Kenneth Boyd, associate editor of the Journal of Medical Ethics, said that the publication of the paper did not reflect his personal view and that the article had gone through the process of academic peer review.
Mr Boyd said: “I think what the authors are addressing is a minority problem following birth, where there would have been grounds for a termination and many people would feel that that circumstance is unfortunate but no reason for infanticide. But our feeling was that it’s better for these views to be discussed.”
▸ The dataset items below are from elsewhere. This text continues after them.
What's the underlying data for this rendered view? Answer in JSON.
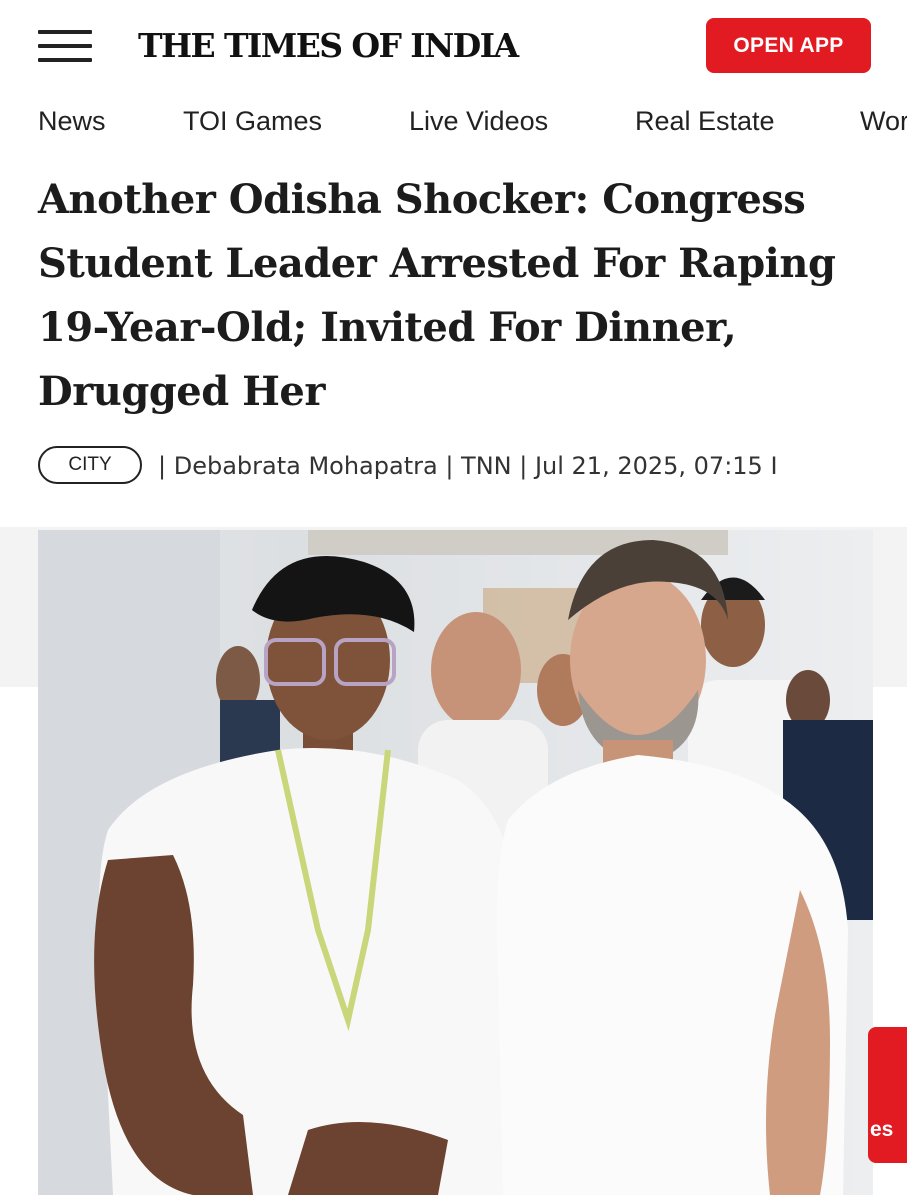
{
  "header": {
    "logo": "THE TIMES OF INDIA",
    "open_app": "OPEN APP"
  },
  "nav": {
    "items": [
      "News",
      "TOI Games",
      "Live Videos",
      "Real Estate",
      "Wor"
    ]
  },
  "article": {
    "headline": "Another Odisha Shocker: Congress Student Leader Arrested For Raping 19-Year-Old; Invited For Dinner, Drugged Her",
    "category": "CITY",
    "byline": "| Debabrata Mohapatra | TNN | Jul 21, 2025, 07:15 I"
  },
  "side_tab": {
    "text": "es"
  },
  "colors": {
    "accent": "#e21b23",
    "text": "#1c1c1c"
  }
}
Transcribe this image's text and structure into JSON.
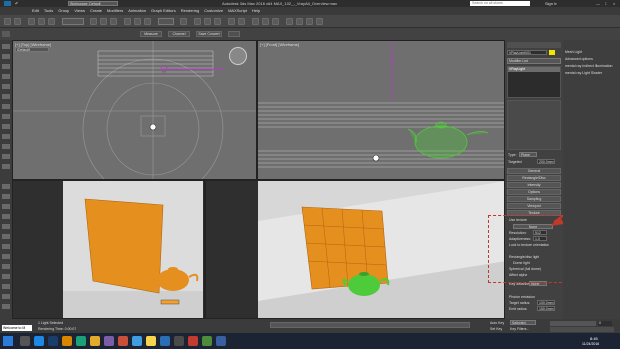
{
  "app": {
    "title": "Autodesk 3ds Max 2016 x64    MAX_102_-_VrayAlt_Overview.max",
    "workspace": "Workspace: Default",
    "search_placeholder": "Search on all stores",
    "signin": "Sign In"
  },
  "menu": [
    "Edit",
    "Tools",
    "Group",
    "Views",
    "Create",
    "Modifiers",
    "Animation",
    "Graph Editors",
    "Rendering",
    "Customize",
    "MAXScript",
    "Help"
  ],
  "toolbar2": {
    "label_a": "Measure",
    "label_b": "Channel",
    "label_c": "Save Convert"
  },
  "viewports": {
    "top": {
      "label": "[+] [Top] [Wireframe]"
    },
    "front": {
      "label": "[+] [Front] [Wireframe]"
    },
    "camera1": {
      "label": "[+] [Camera01] [Shaded]"
    },
    "perspective": {
      "label": "[+] [Perspective] [Realistic]"
    },
    "default_dropdown": "[Default]"
  },
  "command_panel": {
    "object_name": "VRayLight001",
    "modifier_list": "Modifier List",
    "stack_item": "VRayLight",
    "rollouts": [
      "General",
      "Rectangle/Disc",
      "Intensity",
      "Options",
      "Sampling",
      "Viewport",
      "Advanced options",
      "Mental ray Indirect Illumination",
      "mental ray Light Shader"
    ],
    "type_label": "Type:",
    "type_value": "Plane",
    "targeted": "Targeted",
    "target_dist": "200.0mm",
    "texture_header": "Texture",
    "use_texture": "Use texture",
    "texture_none": "None",
    "resolution_label": "Resolution:",
    "resolution_value": "512",
    "adaptiveness_label": "Adaptiveness:",
    "adaptiveness_value": "1.0",
    "lock_direction": "Lock to texture orientation",
    "rect_disc_light": "Rectangle/disc light",
    "dome_light": "Dome light",
    "spherical": "Spherical (full dome)",
    "affect_alpha": "Affect alpha",
    "ray_dist": "Ray distance",
    "ray_value": "None",
    "photon_emission": "Photon emission",
    "target_radius_label": "Target radius:",
    "target_radius": "100.0mm",
    "emit_radius_label": "Emit radius:",
    "emit_radius": "150.0mm"
  },
  "right_panel": {
    "items": [
      "Mesh Light",
      "Advanced options",
      "mental ray Indirect Illumination",
      "mental ray Light Shader"
    ]
  },
  "annotation": {
    "number": "1"
  },
  "status": {
    "welcome": "Welcome to M",
    "selected": "1 Light Selected",
    "render_time": "Rendering Time: 0:00:07",
    "autokey": "Auto Key",
    "selected_dropdown": "Selected",
    "setkey": "Set Key",
    "keyfilters": "Key Filters...",
    "time_value": "0"
  },
  "taskbar": {
    "time": "8:45",
    "date": "11/24/2016",
    "search": "Search the web and Windows"
  },
  "colors": {
    "accent": "#f3a12e",
    "wall": "#e58f1e",
    "teapot_green": "#4ecb3a",
    "annotation_red": "#c0392b"
  }
}
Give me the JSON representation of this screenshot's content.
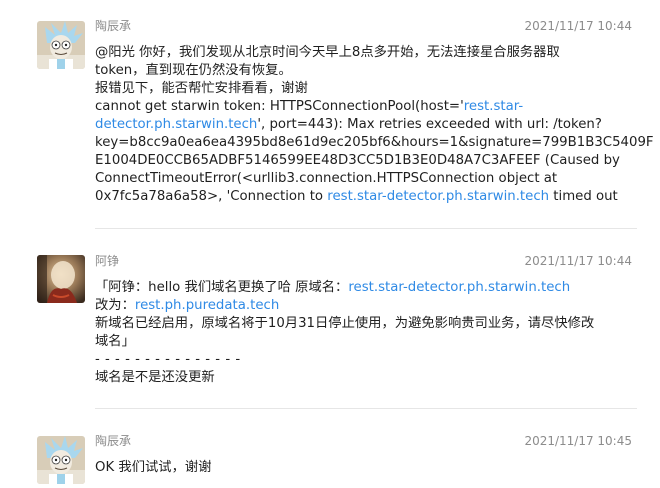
{
  "messages": [
    {
      "sender": "陶辰承",
      "time": "2021/11/17 10:44",
      "lines": [
        "@阳光 你好，我们发现从北京时间今天早上8点多开始，无法连接星合服务器取",
        "token，直到现在仍然没有恢复。",
        "报错见下，能否帮忙安排看看，谢谢"
      ],
      "error_prefix": "cannot get starwin token: HTTPSConnectionPool(host='",
      "error_link1_part1": "rest.star-",
      "error_link1_part2": "detector.ph.starwin.tech",
      "error_mid": "', port=443): Max retries exceeded with url: /token?",
      "error_key_line": "key=b8cc9a0ea6ea4395bd8e61d9ec205bf6&hours=1&signature=799B1B3C5409F",
      "error_sig_line": "E1004DE0CCB65ADBF5146599EE48D3CC5D1B3E0D48A7C3AFEEF (Caused by",
      "error_conn_line": "ConnectTimeoutError(<urllib3.connection.HTTPSConnection object at",
      "error_last_prefix": "0x7fc5a78a6a58>, 'Connection to ",
      "error_link2": "rest.star-detector.ph.starwin.tech",
      "error_last_suffix": " timed out"
    },
    {
      "sender": "阿铮",
      "time": "2021/11/17 10:44",
      "quote_prefix": "「阿铮：hello 我们域名更换了哈 原域名：",
      "quote_link_old": "rest.star-detector.ph.starwin.tech",
      "change_prefix": "改为：",
      "quote_link_new": "rest.ph.puredata.tech",
      "notice_line1": "新域名已经启用，原域名将于10月31日停止使用，为避免影响贵司业务，请尽快修改",
      "notice_line2": "域名」",
      "separator": "- - - - - - - - - - - - - - -",
      "question": "域名是不是还没更新"
    },
    {
      "sender": "陶辰承",
      "time": "2021/11/17 10:45",
      "text": "OK 我们试试，谢谢"
    }
  ],
  "colors": {
    "link": "#2f8ae5",
    "meta": "#8c8c8c",
    "divider": "#e6e6e6",
    "text": "#1f1f1f"
  },
  "icons": {
    "avatar_1": "cartoon-scientist-avatar",
    "avatar_2": "photo-avatar",
    "avatar_3": "cartoon-scientist-avatar"
  }
}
The authors, when discussing children with Down’s Syndrome, state: “To bring up such children might be an unbearable burden on the family and on society as a whole, when the state economically provides for their care. On these grounds the fact that a foetus has the potential to become a person who will have an (at least) acceptable life is no reason for prohibiting abortion. Therefore… when circumstances occur after birth such that they would have justified abortion, what we call after-birth abortion should be permissable.”
The authors also support infanticide for non-medical reasons but do not state at which point in a baby’s development infanticide would no longer be permissable because “it depends on the neurological development of newborns, which is something neurologists and psychologists would be able to assess”.